Two young women, Alina and Voichita are former orphanage classmates and lovers whose paths have split. Alina leaves her home in Germany and arrives at a highly conservative Orthodox monastery in the Romanian hills where Voichita has found peace as a devout nun. Much of the tension in the first half of the film surround Alina begging her friend to flee to Germany with her. Voichita then explains that she has found her calling in the primitive church, serving God day and night.

The monastery is run by a strict but not unkindly priest, the lone male in a tiny village of black clad women. As Alina becomes increasingly desperate and panicked for her former lover her behavior grows erratic and psychotic. After an arson, fits of rage and a suicide attempt the nuns take Alina to the local hospital, only to be sent back the the monastery by the doctors after several days. When Alina again becomes violent, the priest and his nuns fear she might be possessed by an evil spirit. They then strap her to a wooden cross-shaped stretcher with chains, gag and starve her and perform prayers and exorcism rites for several days.

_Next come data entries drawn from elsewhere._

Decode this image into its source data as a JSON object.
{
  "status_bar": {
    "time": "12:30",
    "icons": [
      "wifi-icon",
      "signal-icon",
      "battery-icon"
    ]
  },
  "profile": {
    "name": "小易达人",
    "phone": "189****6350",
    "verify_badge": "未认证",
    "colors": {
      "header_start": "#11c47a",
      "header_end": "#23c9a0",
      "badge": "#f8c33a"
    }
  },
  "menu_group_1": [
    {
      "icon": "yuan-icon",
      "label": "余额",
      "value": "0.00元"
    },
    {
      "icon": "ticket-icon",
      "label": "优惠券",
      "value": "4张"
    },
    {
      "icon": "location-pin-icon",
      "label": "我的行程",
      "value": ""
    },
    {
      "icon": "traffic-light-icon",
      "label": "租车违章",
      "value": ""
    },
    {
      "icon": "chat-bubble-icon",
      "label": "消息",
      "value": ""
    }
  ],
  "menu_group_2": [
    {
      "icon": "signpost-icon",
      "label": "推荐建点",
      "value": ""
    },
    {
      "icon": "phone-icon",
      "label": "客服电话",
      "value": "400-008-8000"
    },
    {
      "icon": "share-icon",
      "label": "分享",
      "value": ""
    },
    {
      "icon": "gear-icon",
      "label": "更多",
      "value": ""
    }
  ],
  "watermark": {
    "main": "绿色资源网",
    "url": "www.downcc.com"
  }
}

Like his previous films, Beyond the Hills is absorbing, authentic, cold and quiet. It has no score and even dialogue is kept at a mostly calm clip. That is – until the final reel when the nuns are suddenly buggy-eyed hens nervously and spiritually “treating” the monastery’s manic guest. The photography is nearly monochromatic, beautifully rendering the harsh Romanian country landscape in Winter. Set in modern day the film feels like a period piece, filled with frosty scenes of potato and onion slicing, snow shoveling, and fetching water from the well. It’s only when the film takes occasional breaks to visit the hospital in town and we see modern clothing and cars do we remember how out-of-time these servants of God are.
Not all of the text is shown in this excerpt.